A near miss is a wakeup call that we need to seize each precious moment we have with our loved ones. No life is without adversity, and the older we get the more problems we face. Life can throw down a virtual gauntlet of challenges.
The biggest challenge of my life was Jim’s dementia. Throughout the ten-year span of his decline, each day had the potential of producing an unexpected crisis. Still, we had a lot of good, happy days. At first, we still took our trips to Colorado, and later spent time in Branson. Jim loved to travel, and at times life progressed on a semi-normal pace. As his abilities declined, we settled for ice cream at Dairy Queen and a walk in the park. Other times, we would drive through the countryside. This was full circle since when were first married, going for drives was our favorite cheap entertainment. Life is good if you want it to be.
Of course, we know how our story ended, and that brought another challenge to my life. Although the disease had taken Jim away from me a piece at a time, I had to adjust to the absence of his physical presence.
Jim always said that death was closing one door and opening another. Easter is a time that reminds us that death is trading our mortality for immortality. Our hearts are filled with hope and a renewal of our spirituality.

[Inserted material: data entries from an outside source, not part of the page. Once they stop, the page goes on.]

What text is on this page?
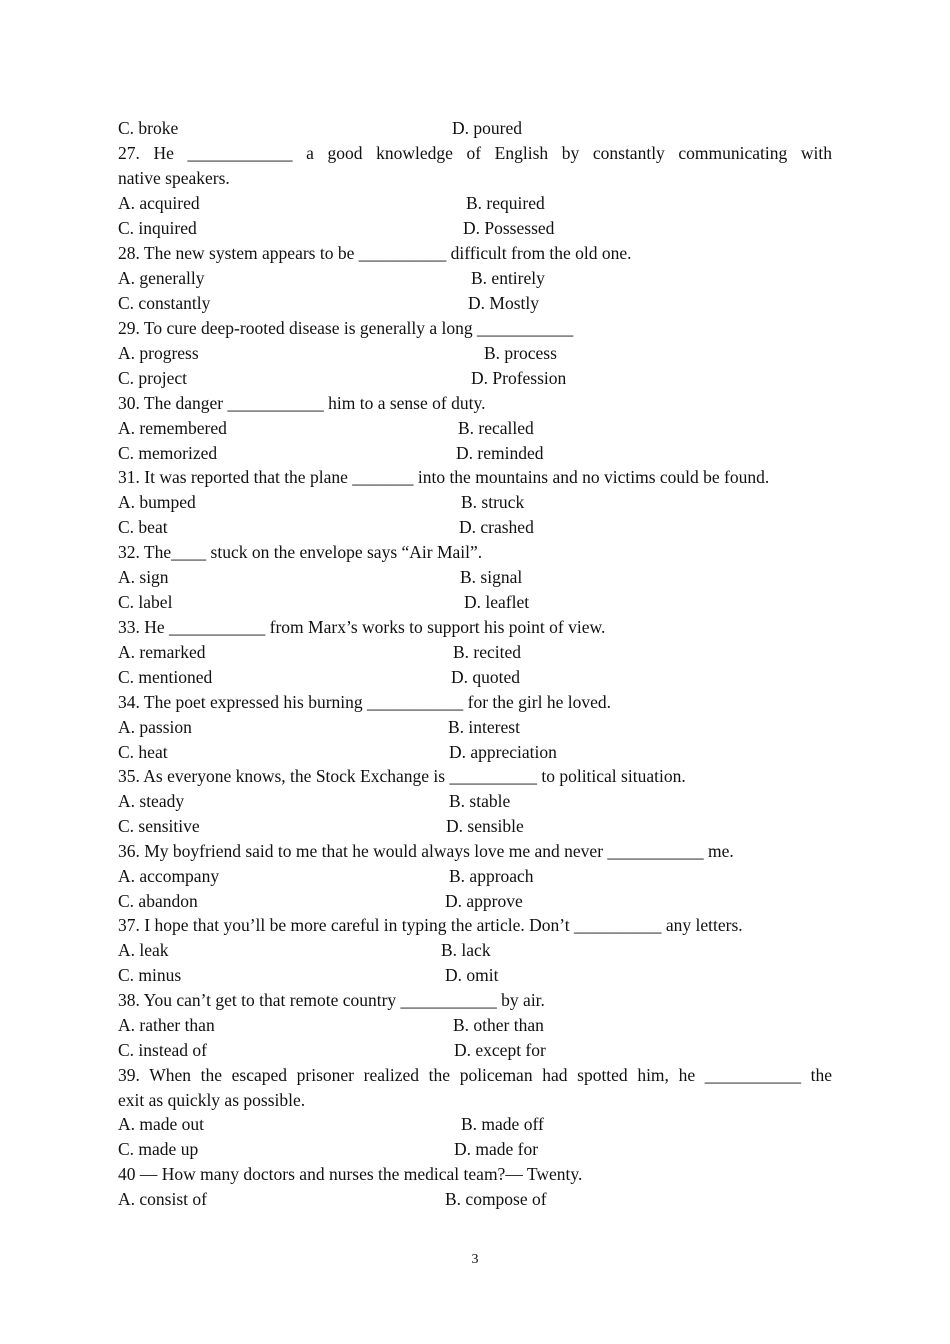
C. broke	D. poured
27. He ____________ a good knowledge of English by constantly communicating with
native speakers.
A. acquired	B. required
C. inquired	D. Possessed
28. The new system appears to be __________ difficult from the old one.
A. generally	B. entirely
C. constantly	D. Mostly
29. To cure deep-rooted disease is generally a long ___________
A. progress	B. process
C. project	D. Profession
30. The danger ___________ him to a sense of duty.
A. remembered	B. recalled
C. memorized	D. reminded
31. It was reported that the plane _______ into the mountains and no victims could be found.
A. bumped	B. struck
C. beat	D. crashed
32. The____ stuck on the envelope says “Air Mail”.
A. sign	B. signal
C. label	D. leaflet
33. He ___________ from Marx’s works to support his point of view.
A. remarked	B. recited
C. mentioned	D. quoted
34. The poet expressed his burning ___________ for the girl he loved.
A. passion	B. interest
C. heat	D. appreciation
35. As everyone knows, the Stock Exchange is __________ to political situation.
A. steady	B. stable
C. sensitive	D. sensible
36. My boyfriend said to me that he would always love me and never ___________ me.
A. accompany	B. approach
C. abandon	D. approve
37. I hope that you’ll be more careful in typing the article. Don’t __________ any letters.
A. leak	B. lack
C. minus	D. omit
38. You can’t get to that remote country ___________ by air.
A. rather than	B. other than
C. instead of	D. except for
39. When the escaped prisoner realized the policeman had spotted him, he ___________ the
exit as quickly as possible.
A. made out	B. made off
C. made up	D. made for
40 — How many doctors and nurses the medical team?— Twenty.
A. consist of	B. compose of
3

Springtime is the time of new life. Trees bud out and blooms from flowering bushes release their fragrance on the breeze. Dormant plants spring forth from the earth, flower gardens, meadows, and road ditches and form a rainbow of vibrant color. Viviparous mammals begin to give birth to young ones. Birds and reptiles lay eggs and incubate them so they become live animals. When the conditions are perfect, morel mushrooms pop up and the hunt begins.
My mom has learned an abundance of wisdom in her 97 years of life. After giving her observation about my hypothetical death, I realize she made a valid observation. Yes, the sting of death falls heavily upon the loved ones left behind.
The best way to honor the loss of a loved one is to go on living a full, productive life. Cherish your memories, and find comfort in the love you gave and received. Face the future with faith, hope, and abundant love.